As the dish makes its way through history, one of the vignettes makes a stop in slave-era South Carolina, where a mother and daughter prepare the dessert for their White masters.
And that’s where the trouble really begins. In the illustrations and corresponding text, the slave mother and daughter can be seen preparing the meal, smiling as they complete their grim tasks.
Later, when the family has been fed, the mother and daughter huddle together in a cupboard in secret. The author sets the scene:
After waiting table at supper – where the master and his family ate turtle soup, roast turkey, corn cakes and sweet potatoes – they spooned the blackberry fool into yellow dishes and served it. Later, the girl and her mother hid in the closet and licked the bowl clean together. Mmmmm. Mmmmm. Mmmmm. What a fine dessert!
Understandably, this raised a few eyebrows, especially on Twitter.
In March, The New York Times, wrote a glowing review for the book, albeit with the description of the illustrations as “somewhat unsettling.”
I’m going to try not to get too angry at the sheer “what the fuck, that’s really all you have SAY-ness” of the whole thing. Because if that isn’t the most Captain Obvious declaration, I don’t know what is.
Hell yea, it’s unsettling. Hell yea, we’re tired of seeing this.

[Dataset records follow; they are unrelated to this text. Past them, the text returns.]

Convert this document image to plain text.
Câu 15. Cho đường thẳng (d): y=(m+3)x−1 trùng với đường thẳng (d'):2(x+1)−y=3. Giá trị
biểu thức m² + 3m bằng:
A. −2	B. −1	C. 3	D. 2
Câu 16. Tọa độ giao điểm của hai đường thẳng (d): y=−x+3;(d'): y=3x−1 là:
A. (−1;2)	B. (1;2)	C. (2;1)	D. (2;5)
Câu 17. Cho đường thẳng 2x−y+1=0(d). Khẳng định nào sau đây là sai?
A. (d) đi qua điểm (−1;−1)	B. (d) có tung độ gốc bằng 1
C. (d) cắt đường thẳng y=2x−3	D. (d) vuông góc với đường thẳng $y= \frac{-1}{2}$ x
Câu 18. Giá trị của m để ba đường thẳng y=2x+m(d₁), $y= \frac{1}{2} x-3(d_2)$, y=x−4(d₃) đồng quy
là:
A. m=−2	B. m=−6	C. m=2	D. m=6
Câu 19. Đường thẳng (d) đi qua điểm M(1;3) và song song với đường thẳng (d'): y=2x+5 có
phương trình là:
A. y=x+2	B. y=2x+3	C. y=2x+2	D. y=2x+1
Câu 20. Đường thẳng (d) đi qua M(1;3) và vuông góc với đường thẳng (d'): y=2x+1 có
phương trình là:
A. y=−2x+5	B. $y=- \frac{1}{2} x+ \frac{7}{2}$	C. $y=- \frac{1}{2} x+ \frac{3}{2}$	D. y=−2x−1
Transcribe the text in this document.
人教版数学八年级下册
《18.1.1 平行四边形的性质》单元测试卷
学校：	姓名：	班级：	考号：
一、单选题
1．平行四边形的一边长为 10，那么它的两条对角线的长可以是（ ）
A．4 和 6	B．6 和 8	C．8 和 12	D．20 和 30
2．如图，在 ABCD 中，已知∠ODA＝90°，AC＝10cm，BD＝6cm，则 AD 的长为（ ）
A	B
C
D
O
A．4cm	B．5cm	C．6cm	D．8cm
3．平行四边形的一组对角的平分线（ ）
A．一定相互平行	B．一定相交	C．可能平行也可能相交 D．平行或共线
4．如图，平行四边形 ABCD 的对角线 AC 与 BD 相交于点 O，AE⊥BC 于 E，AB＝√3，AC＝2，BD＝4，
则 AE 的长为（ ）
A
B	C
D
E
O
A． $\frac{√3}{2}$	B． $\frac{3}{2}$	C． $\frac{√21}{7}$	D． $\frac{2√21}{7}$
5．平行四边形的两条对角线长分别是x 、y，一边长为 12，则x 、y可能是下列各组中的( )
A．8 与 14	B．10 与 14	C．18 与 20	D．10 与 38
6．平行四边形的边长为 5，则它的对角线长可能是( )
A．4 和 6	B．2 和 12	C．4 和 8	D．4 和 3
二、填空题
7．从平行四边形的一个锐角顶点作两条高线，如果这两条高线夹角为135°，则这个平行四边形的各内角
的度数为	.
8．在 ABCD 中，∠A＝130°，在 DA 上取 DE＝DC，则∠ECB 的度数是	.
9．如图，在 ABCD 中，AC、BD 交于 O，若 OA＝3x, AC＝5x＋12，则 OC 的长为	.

No doubt, as many critics have expressed, the authors went in with the absolute best of intentions. Don’t they always?
But a quick sweep of their explanations leaves a thinly-veiled, deep-rooted misrepresentation of the true horrors of slavery. Which frankly, is just as troubling as not including it at all.
In her blog, Blackall, the illustrator writes of the slaves’ depictions:
I wrote about people finding joy in craftsmanship and dessert even within lives of great hardship and injustice—because finding that joy shows something powerful about the human spirit. Slavery is such a difficult truth. At the end of the book, children can see a hopeful, inclusive community.”

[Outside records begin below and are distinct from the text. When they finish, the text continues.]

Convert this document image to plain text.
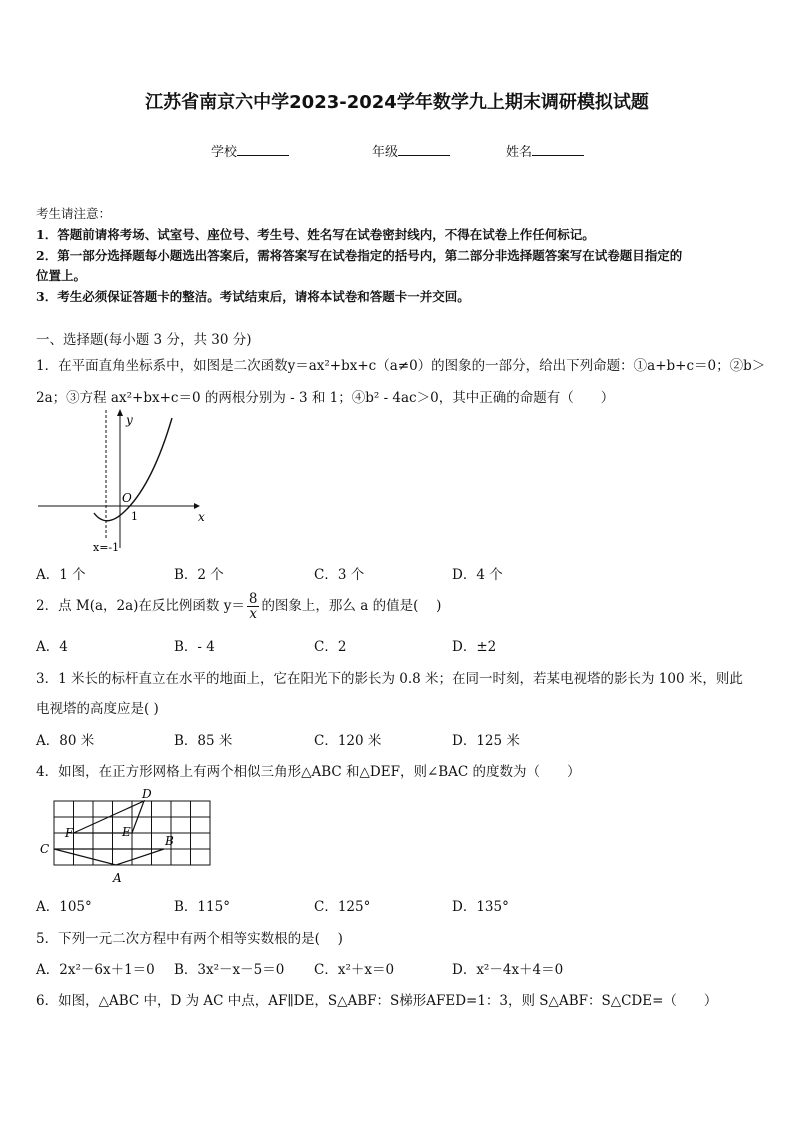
江苏省南京六中学2023-2024学年数学九上期末调研模拟试题
学校	年级	姓名
考生请注意：
1．答题前请将考场、试室号、座位号、考生号、姓名写在试卷密封线内，不得在试卷上作任何标记。
2．第一部分选择题每小题选出答案后，需将答案写在试卷指定的括号内，第二部分非选择题答案写在试卷题目指定的
位置上。
3．考生必须保证答题卡的整洁。考试结束后，请将本试卷和答题卡一并交回。
一、选择题(每小题 3 分，共 30 分)
1．在平面直角坐标系中，如图是二次函数y＝ax²+bx+c（a≠0）的图象的一部分，给出下列命题：①a+b+c＝0；②b＞
2a；③方程 ax²+bx+c＝0 的两根分别为 - 3 和 1；④b² - 4ac＞0，其中正确的命题有（　　）
y
x
O
1
x=-1
A．1 个	B．2 个	C．3 个	D．4 个
2．点 M(a，2a)在反比例函数 $y= \frac{8}{x}$ 的图象上，那么 a 的值是(　 )
A．4	B．- 4	C．2	D．±2
3．1 米长的标杆直立在水平的地面上，它在阳光下的影长为 0.8 米；在同一时刻，若某电视塔的影长为 100 米，则此
电视塔的高度应是( )
A．80 米	B．85 米	C．120 米	D．125 米
4．如图，在正方形网格上有两个相似三角形△ABC 和△DEF，则∠BAC 的度数为（　　）
D
F	E
B
C
A
A．105°	B．115°	C．125°	D．135°
5．下列一元二次方程中有两个相等实数根的是(　 )
A．2x²－6x＋1＝0 B．3x²－x－5＝0 C．x²＋x＝0	D．x²－4x＋4＝0
6．如图，△ABC 中，D 为 AC 中点，AF∥DE，S△ABF：S梯形AFED=1：3，则 S△ABF：S△CDE=（　　）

The bottom, difficult line in all of this is that, ultimately, the ball was dropped in a major way. I’m sorry if slavery makes people uncomfortable. But guess what? There is no one more uncomfortable with it than Black people, whose ancestors endured it. But that does not mean we can buy into the colorblind narrative this country loves to grasp at with fingers oiled slick with discomfort.

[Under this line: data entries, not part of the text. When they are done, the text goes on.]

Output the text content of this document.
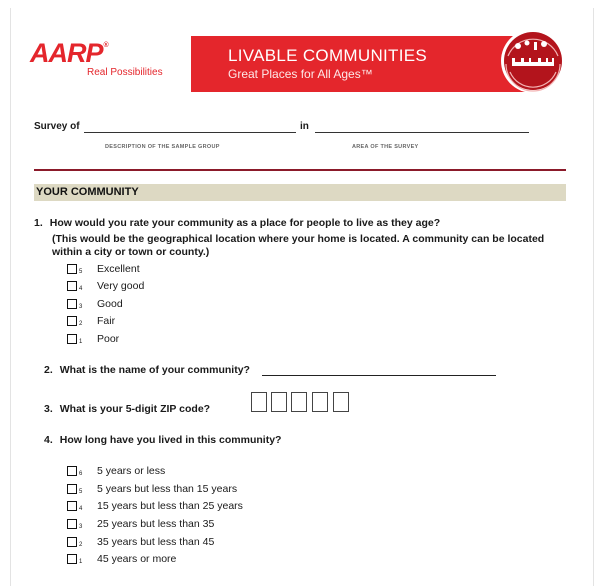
AARP ®
Real Possibilities
LIVABLE COMMUNITIES
Great Places for All Ages™
Survey of	in
DESCRIPTION OF THE SAMPLE GROUP	AREA OF THE SURVEY
YOUR COMMUNITY
1. How would you rate your community as a place for people to live as they age?
(This would be the geographical location where your home is located. A community can be located
within a city or town or county.)
5 Excellent
4 Very good
3 Good
2 Fair
1 Poor
2. What is the name of your community?
3. What is your 5-digit ZIP code?
4. How long have you lived in this community?
6 5 years or less
5 5 years but less than 15 years
4 15 years but less than 25 years
3 25 years but less than 35
2 35 years but less than 45
1 45 years or more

Perhaps, in the illustrators’ mind, this is indeed where we’ve ended up as a society. But the reality of race in this country, as any of us can speak to, is a much darker one. One that is not often hopeful, and even less inclusive.
So absent is this inclusivity that Black people are often only seen in depictions of slavery. Or in some form of servitude, or as one mother found in a toy for her young son, literally in chains.
For a Black child who is reading books like these, there is no empowerment, no rebellion, no images showing characters taking pride in their identity. Instead, they are presented with images of a perpetual state of being less than, with affirmations that their joy is something to conceal and, most sinister of all, in the idea that the completion of tasks can only be a source of pride when they serve to make their White masters happy.
It’s hardly the first time we’ve seen a whitewash of slavery in history books and pop culture. In books and films, happy slaves can be seen everywhere, their smiles erasing the tribulations of Blacks in American history. Their minimized stories serving to placate White guilt. These books, at best, do little to show the true, dark side of the truth. At worst, they reinforce the dangerous suggestion perpetuated by racists everywhere that Black people were, somehow, happy to be in chains.
Jenkins, for her part, admitted that her book fell short of her intended outcome. She wrote:
I have read this discussion and the others with care and attention. I have come to understand that my book, while intended to be inclusive and truthful and hopeful, is racially insensitive. I own that and am very sorry. For lack of a better way to make reparations, I donated the fee I earned for writing the book to We Need Diverse Books.
Still, the book is rapidly on track to becoming one of the year’s most successful children’s books, and is even viewed as a front-runner for the prestigious Caldecott Award.
And so, as books like this continue to come out, we are reminded that we have to remain diligent in our criticisms of them. In spite of our desires to protect them, children are incredibly perceptive, resilient and should be treated as such. And we must continue to tell our stories not in a way that makes adults feel more comfortable, but in a way that tells our youth the whole truth they so deserve.
What do you think? Were the author and illustrator in the wrong?